The Bybit bounty program represents a shift in how the crypto industry responds to major security incidents. Rather than relying solely on internal security teams and law enforcement, the program crowdsources the investigation to a global community of analysts and researchers. Early results have been promising — within the first week, community participants helped identify and flag several wallet clusters associated with the laundering operation, leading to freezes on multiple centralized exchanges.

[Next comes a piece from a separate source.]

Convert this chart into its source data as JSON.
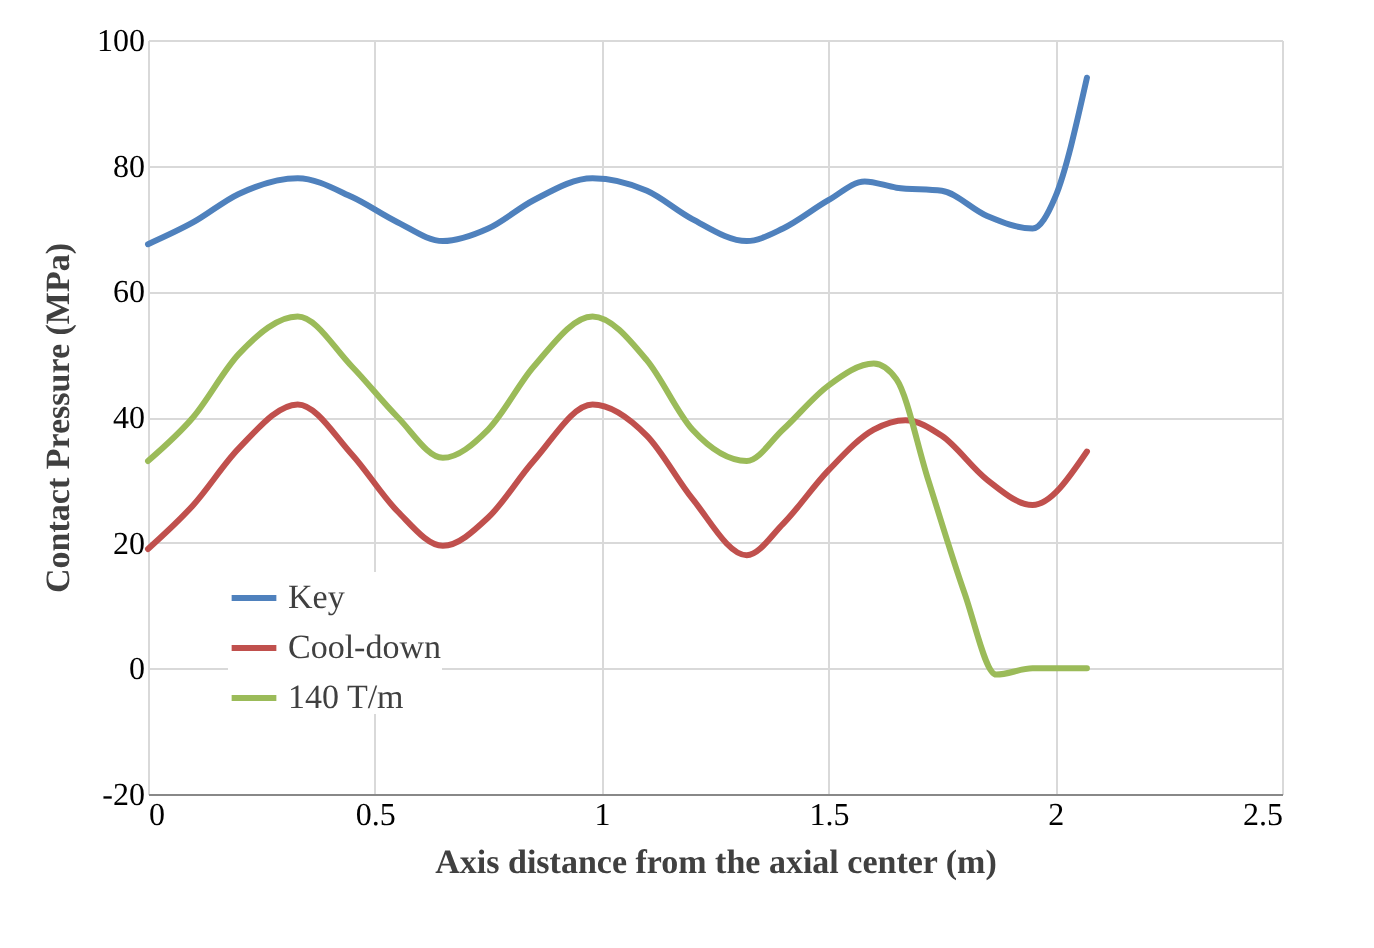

However, the challenge remains formidable. North Korea’s Lazarus Group has years of experience in laundering stolen cryptocurrency, typically converting assets through decentralized exchanges, routing them through privacy tools, and eventually cashing out through over-the-counter desks in jurisdictions with limited regulatory cooperation. The bounty program’s long-term success will depend on sustained community engagement and the ability to stay ahead of increasingly sophisticated laundering techniques.

Final Takeaway

The Bybit bounty platform update on February 28, 2025, signals an important evolution in crypto security culture. By combining the transparency of blockchain data with the collective intelligence of the global security community, Bybit is creating a model for post-incident response that could become standard practice across the industry. For individual users, the lesson is clear: diversify storage solutions, use hardware wallets for the majority of holdings, and maintain heightened awareness during periods of elevated threat activity. The $1.5 billion Bybit hack and the subsequent Kelp DAO exploit on the same day underscore that February 2025 was a turning point for crypto security awareness.

Disclaimer: This article is for informational purposes only and does not constitute financial or investment advice. Always conduct your own research before making any financial decisions.